Damit schließt sich der Kreis: Während AMH die neuroendokrine Achse betont, liefert PPAR-γ einen Schlüssel für die metabolische Achse. Beides ergänzt sich zu einem Netzwerkmodell des PCO-Syndroms, in dem Gehirn, Ovarien, Plazenta und Fettgewebe eng miteinander verflochten sind.

Therapeutisch sind die Hypothesen noch nicht reif für die Praxis, aber sie eröffnen neue Blickrichtungen. Tiermodelle deuten an, dass eine Blockade der AMH-Signale den Zyklus normalisieren kann. Auf der anderen Seite zeigen PPAR-γ-Agonisten (wie Pioglitazon), dass man die Insulinsensitivität verbessern – und indirekt auch den Reproduktionsstatus beeinflussen – kann.

Das PCOS lässt sich weder allein als Hormonstörung noch allein als Stoffwechselproblem erklären – beide Achsen greifen ineinander. AMH treibt die neuroendokrine Dysregulation (GnRH, LH, Hyperandrogenismus), während PPAR-γ die metabolische Grundlage (Adipogenese, Fettspeicherung, Insulinresistenz) liefert.
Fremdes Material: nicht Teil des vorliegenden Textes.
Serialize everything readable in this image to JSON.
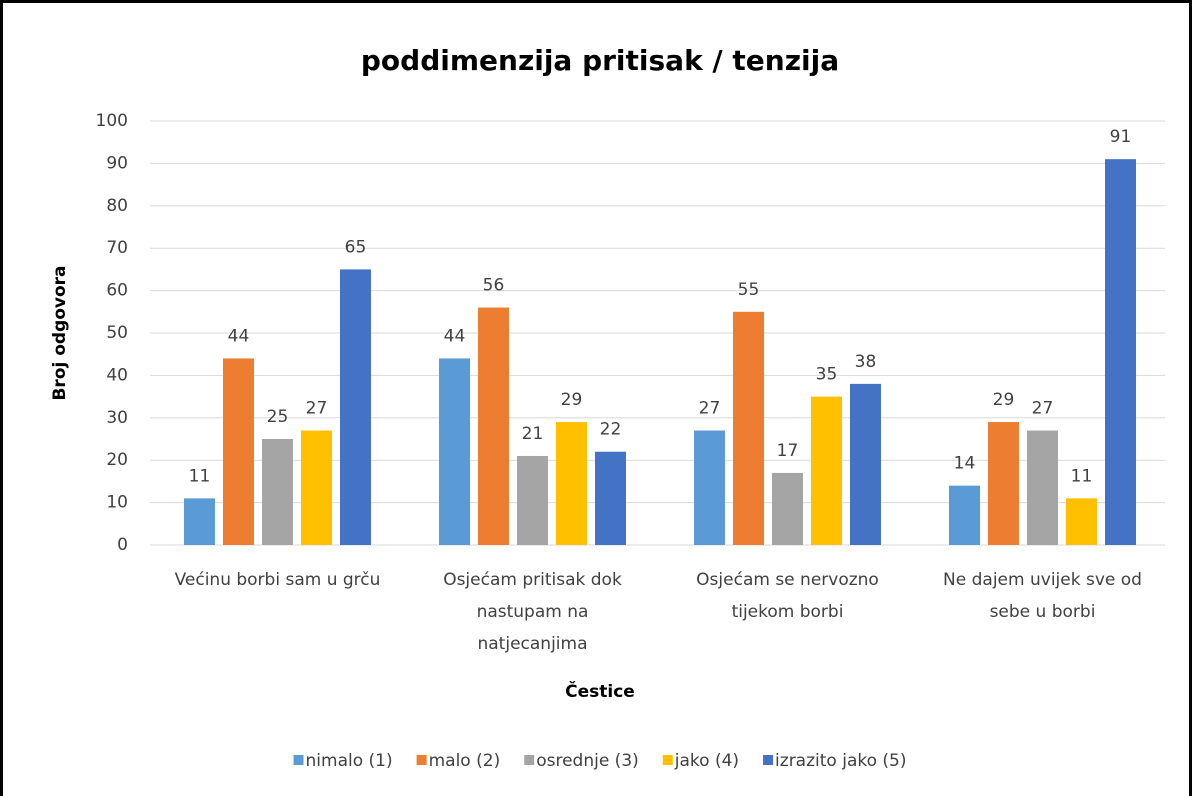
{
  "chart_data": {
    "type": "bar",
    "title": "poddimenzija pritisak / tenzija",
    "y_label": "Broj odgovora",
    "x_label": "Čestice",
    "categories": [
      [
        "Većinu borbi sam u grču"
      ],
      [
        "Osjećam pritisak dok",
        "nastupam na",
        "natjecanjima"
      ],
      [
        "Osjećam se nervozno",
        "tijekom borbi"
      ],
      [
        "Ne dajem uvijek sve od",
        "sebe u borbi"
      ]
    ],
    "series": [
      {
        "name": "nimalo (1)",
        "color": "#5b9bd5",
        "values": [
          11,
          44,
          27,
          14
        ]
      },
      {
        "name": "malo (2)",
        "color": "#ed7d31",
        "values": [
          44,
          56,
          55,
          29
        ]
      },
      {
        "name": "osrednje (3)",
        "color": "#a5a5a5",
        "values": [
          25,
          21,
          17,
          27
        ]
      },
      {
        "name": "jako (4)",
        "color": "#ffc000",
        "values": [
          27,
          29,
          35,
          11
        ]
      },
      {
        "name": "izrazito jako (5)",
        "color": "#4472c4",
        "values": [
          65,
          22,
          38,
          91
        ]
      }
    ],
    "ylim": [
      0,
      100
    ],
    "yticks": [
      0,
      10,
      20,
      30,
      40,
      50,
      60,
      70,
      80,
      90,
      100
    ],
    "grid": true,
    "legend": "bottom"
  }
}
Zusammen entsteht ein Syndrom, das nicht im Eierstock beginnt, sondern ein systemisches Netzwerk aus Endokrinologie und Stoffwechselbiologie widerspiegelt.

Aktuell, hier und heute, ist das vor allem eines: interessant. Unsere therapeutischen Möglichkeiten sind aber heute nach wie vor insofern limitiert, als wir nur die Symptome managen können: Zyklusstörungen regulieren, den häufig erhöhten BMI reduzieren (zumindest dazu beraten, das zu tun). Möglich ist, und dann „lohnt“ sich die Diagnose „PCO-Syndrom“, dass wir in Zukunft über sehr viel zielgerichtete, pathophysiologisch-orientierte Therapieansätze mit hoher Effektivität verfügen.